Pharmaceutical AI Training Data Access
Pharma's AI data problem is bigger than anyone admits
Pharmaceutical companies are investing billions in AI for drug discovery, clinical trial optimisation, patient recruitment, and real-world evidence generation. Every one of these applications requires training data — real clinical data — from hospitals, imaging centres, and specialty clinics. And every one of these data sources is locked behind institutional governance that blocks data export.
The pharma industry's standard solution — sponsor-funded clinical studies with prospective data collection — takes years and costs millions per dataset. By the time the data is collected, cleaned, and released for analysis, the AI model architecture has advanced two generations. The data is stale before it reaches the training pipeline.
Use cases for pharma AI on clinical data
- Drug discovery and target identification — train models on real patient genomics, proteomics, and clinical outcomes to identify novel drug targets.
- Patient recruitment for clinical trials — train NLP models on EHR data to identify eligible patients matching complex trial inclusion/exclusion criteria.
- Real-world evidence (RWE) generation — train models on longitudinal patient data to compare treatment effectiveness, safety profiles, and health economic outcomes.
- Biomarker discovery — train models on paired imaging, genomics, and clinical outcomes to identify predictive biomarkers for treatment response.
- Drug repurposing — train models on real-world treatment patterns and outcomes to identify existing drugs with efficacy in new indications.
- Adverse event prediction — train models on real pharmacovigilance data to predict adverse drug reactions before they appear in spontaneous reporting systems.
Why pharma cannot simply buy clinical data
Several well-funded attempts to create clinical data marketplaces have failed or operate at limited scale. The reasons are structural:
- Hospitals cannot sell patient data. GDPR, HIPAA, and NHS governance do not permit the sale of patient data. Data use agreements grant access for specific research purposes — not ownership or commercial resale.
- Patient consent does not transfer. A patient who consents to their data being used for care at Hospital A has not consented to that data being sold to Pharma Company B for AI training.
- Data quality decays with de-identification. The features most valuable for pharma AI — temporal resolution of events, precise geographic and demographic variables, unstructured clinical notes — are the features most damaged by de-identification.

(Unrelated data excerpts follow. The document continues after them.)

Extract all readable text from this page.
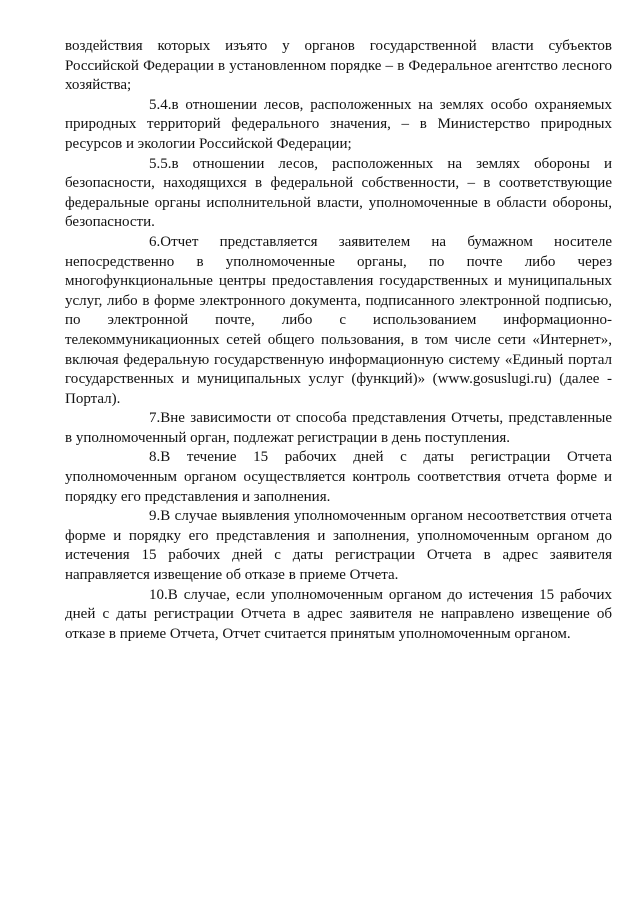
воздействия которых изъято у органов государственной власти субъектов Российской Федерации в установленном порядке – в Федеральное агентство лесного хозяйства;

5.4.в отношении лесов, расположенных на землях особо охраняемых природных территорий федерального значения, – в Министерство природных ресурсов и экологии Российской Федерации;

5.5.в отношении лесов, расположенных на землях обороны и безопасности, находящихся в федеральной собственности, – в соответствующие федеральные органы исполнительной власти, уполномоченные в области обороны, безопасности.

6.Отчет представляется заявителем на бумажном носителе непосредственно в уполномоченные органы, по почте либо через многофункциональные центры предоставления государственных и муниципальных услуг, либо в форме электронного документа, подписанного электронной подписью, по электронной почте, либо с использованием информационно-телекоммуникационных сетей общего пользования, в том числе сети «Интернет», включая федеральную государственную информационную систему «Единый портал государственных и муниципальных услуг (функций)» (www.gosuslugi.ru) (далее - Портал).

7.Вне зависимости от способа представления Отчеты, представленные в уполномоченный орган, подлежат регистрации в день поступления.

8.В течение 15 рабочих дней с даты регистрации Отчета уполномоченным органом осуществляется контроль соответствия отчета форме и порядку его представления и заполнения.

9.В случае выявления уполномоченным органом несоответствия отчета форме и порядку его представления и заполнения, уполномоченным органом до истечения 15 рабочих дней с даты регистрации Отчета в адрес заявителя направляется извещение об отказе в приеме Отчета.

10.В случае, если уполномоченным органом до истечения 15 рабочих дней с даты регистрации Отчета в адрес заявителя не направлено извещение об отказе в приеме Отчета, Отчет считается принятым уполномоченным органом.
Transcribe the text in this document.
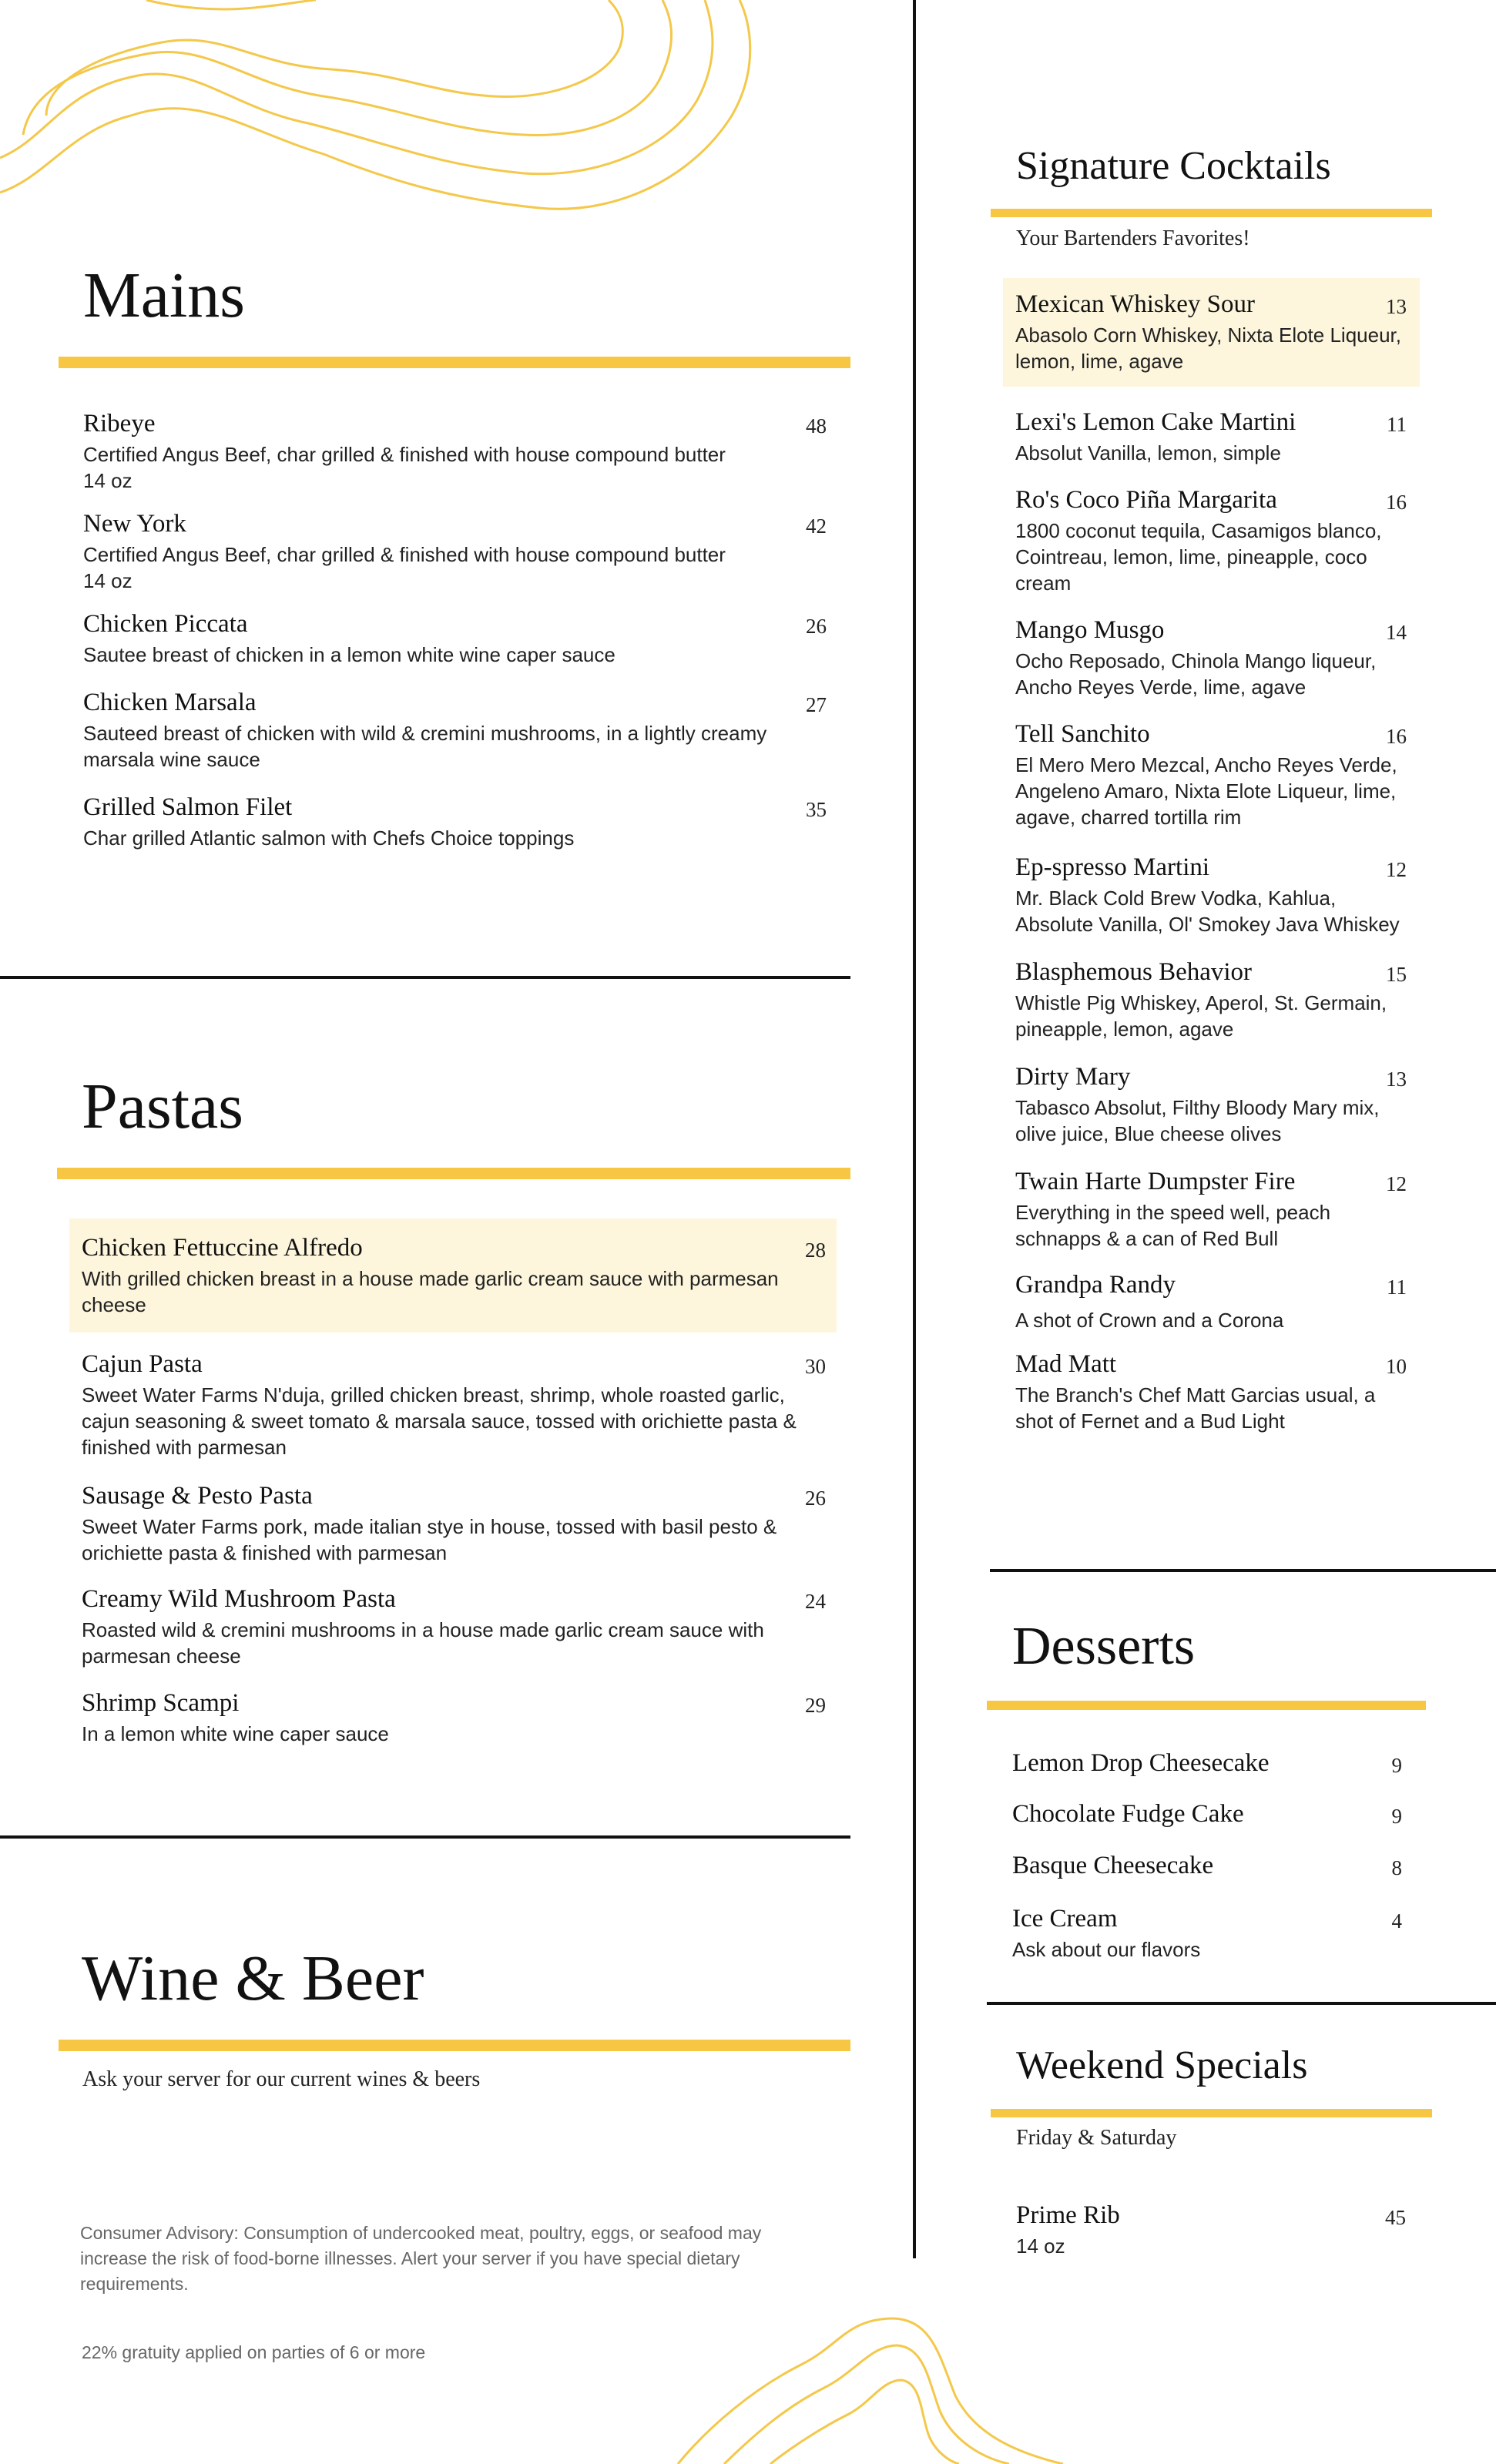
Mains
Ribeye	48
Certified Angus Beef, char grilled & finished with house compound butter
14 oz
New York	42
Certified Angus Beef, char grilled & finished with house compound butter
14 oz
Chicken Piccata	26
Sautee breast of chicken in a lemon white wine caper sauce
Chicken Marsala	27
Sauteed breast of chicken with wild & cremini mushrooms, in a lightly creamy marsala wine sauce
Grilled Salmon Filet	35
Char grilled Atlantic salmon with Chefs Choice toppings
Pastas
Chicken Fettuccine Alfredo	28
With grilled chicken breast in a house made garlic cream sauce with parmesan cheese
Cajun Pasta	30
Sweet Water Farms N'duja, grilled chicken breast, shrimp, whole roasted garlic, cajun seasoning & sweet tomato & marsala sauce, tossed with orichiette pasta & finished with parmesan
Sausage & Pesto Pasta	26
Sweet Water Farms pork, made italian stye in house, tossed with basil pesto & orichiette pasta & finished with parmesan
Creamy Wild Mushroom Pasta	24
Roasted wild & cremini mushrooms in a house made garlic cream sauce with parmesan cheese
Shrimp Scampi	29
In a lemon white wine caper sauce
Wine & Beer
Ask your server for our current wines & beers
Consumer Advisory: Consumption of undercooked meat, poultry, eggs, or seafood may increase the risk of food-borne illnesses. Alert your server if you have special dietary requirements.
22% gratuity applied on parties of 6 or more
Signature Cocktails
Your Bartenders Favorites!
Mexican Whiskey Sour	13
Abasolo Corn Whiskey, Nixta Elote Liqueur, lemon, lime, agave
Lexi's Lemon Cake Martini	11
Absolut Vanilla, lemon, simple
Ro's Coco Piña Margarita	16
1800 coconut tequila, Casamigos blanco, Cointreau, lemon, lime, pineapple, coco cream
Mango Musgo	14
Ocho Reposado, Chinola Mango liqueur, Ancho Reyes Verde, lime, agave
Tell Sanchito	16
El Mero Mero Mezcal, Ancho Reyes Verde, Angeleno Amaro, Nixta Elote Liqueur, lime, agave, charred tortilla rim
Ep-spresso Martini	12
Mr. Black Cold Brew Vodka, Kahlua, Absolute Vanilla, Ol' Smokey Java Whiskey
Blasphemous Behavior	15
Whistle Pig Whiskey, Aperol, St. Germain, pineapple, lemon, agave
Dirty Mary	13
Tabasco Absolut, Filthy Bloody Mary mix, olive juice, Blue cheese olives
Twain Harte Dumpster Fire	12
Everything in the speed well, peach schnapps & a can of Red Bull
Grandpa Randy	11
A shot of Crown and a Corona
Mad Matt	10
The Branch's Chef Matt Garcias usual, a shot of Fernet and a Bud Light
Desserts
Lemon Drop Cheesecake	9
Chocolate Fudge Cake	9
Basque Cheesecake	8
Ice Cream	4
Ask about our flavors
Weekend Specials
Friday & Saturday
Prime Rib	45
14 oz
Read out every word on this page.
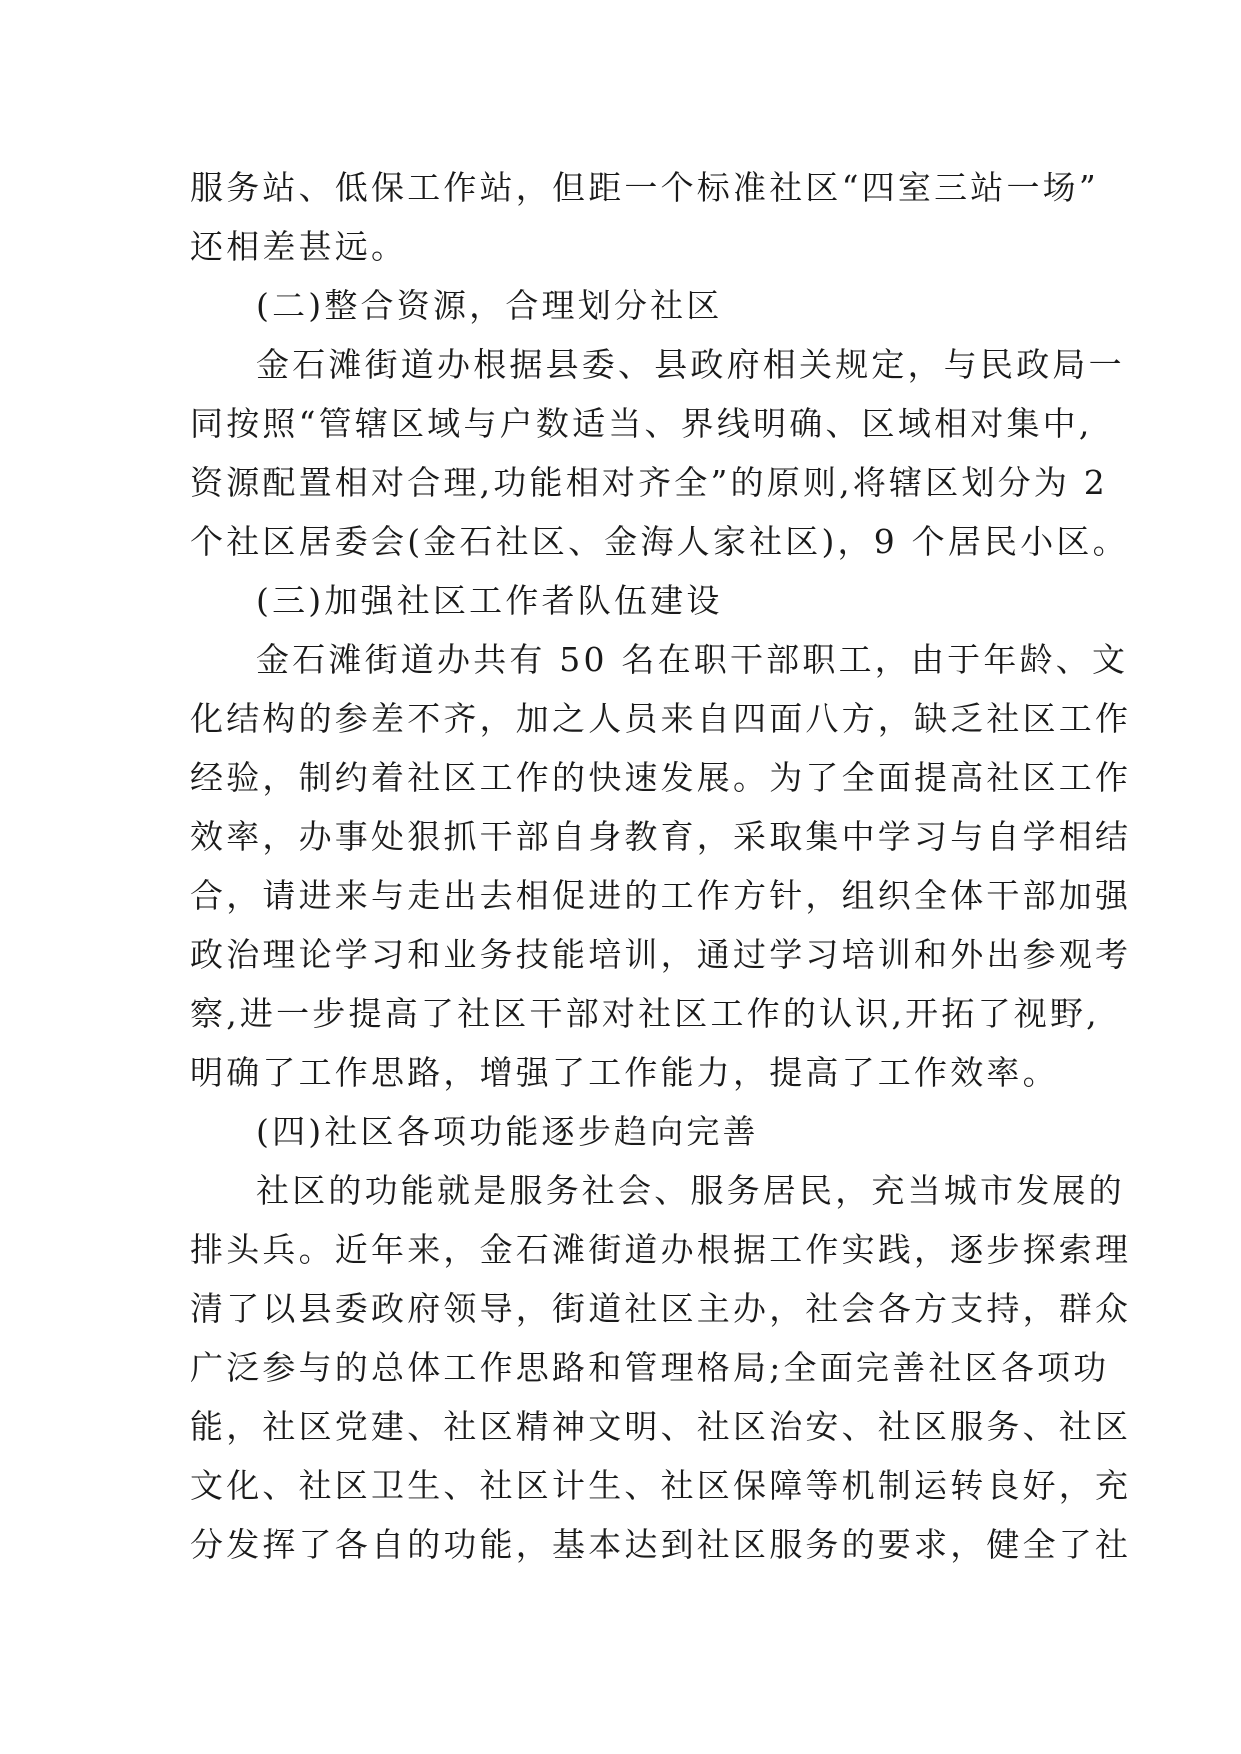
服务站、低保工作站，但距一个标准社区“四室三站一场”
还相差甚远。
(二)整合资源，合理划分社区
金石滩街道办根据县委、县政府相关规定，与民政局一
同按照“管辖区域与户数适当、界线明确、区域相对集中,
资源配置相对合理,功能相对齐全”的原则,将辖区划分为 2
个社区居委会(金石社区、金海人家社区)，9 个居民小区。
(三)加强社区工作者队伍建设
金石滩街道办共有 50 名在职干部职工，由于年龄、文
化结构的参差不齐，加之人员来自四面八方，缺乏社区工作
经验，制约着社区工作的快速发展。为了全面提高社区工作
效率，办事处狠抓干部自身教育，采取集中学习与自学相结
合，请进来与走出去相促进的工作方针，组织全体干部加强
政治理论学习和业务技能培训，通过学习培训和外出参观考
察,进一步提高了社区干部对社区工作的认识,开拓了视野,
明确了工作思路，增强了工作能力，提高了工作效率。
(四)社区各项功能逐步趋向完善
社区的功能就是服务社会、服务居民，充当城市发展的
排头兵。近年来，金石滩街道办根据工作实践，逐步探索理
清了以县委政府领导，街道社区主办，社会各方支持，群众
广泛参与的总体工作思路和管理格局;全面完善社区各项功
能，社区党建、社区精神文明、社区治安、社区服务、社区
文化、社区卫生、社区计生、社区保障等机制运转良好，充
分发挥了各自的功能，基本达到社区服务的要求，健全了社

Compute-to-data: pharma trains on hospital data without ever touching it
Rapha Protocol enables a fundamentally different model: the pharmaceutical company submits a model training job. The job executes inside the hospital's edge appliance under SGX/TDX attestation and OPA policy enforcement. The pharma company receives trained model weights — not patient data. The hospital earns 70% of the training fee. The data never moves.
For pharma, this means: faster iteration cycles (train today on yesterday's clinical data), zero PHI custody liability, auditable proof receipts for regulatory submissions, and per-job settlement that aligns incentives between pharma R&D budgets and hospital data custodians.
Regulatory implications
For pharma companies submitting AI/ML models to regulators (FDA, EMA, MHRA), the provenance of training data is increasingly scrutinised. Rapha Protocol's cryptographic proof receipts provide auditable evidence of: which dataset was used (dataset manifest hash), which model architecture was trained (container digest hash), how many records were processed (RaphaDataLoader count), that raw PHI was not exported (zeroRawPhiExported field), and when and where training occurred (Polygon block timestamp).
This audit trail — anchoring training evidence on a public blockchain while keeping clinical data private — is specifically designed to support regulatory submissions for AI/ML-enabled medical devices and drug development tools.
Important: Rapha Protocol's proof receipts demonstrate cryptographic commitments and execution evidence. They do not constitute regulatory approval, clinical validity, or model safety certification. Regulatory submissions require independent data packages, clinical validation, and agency-specific documentation beyond the proof receipt.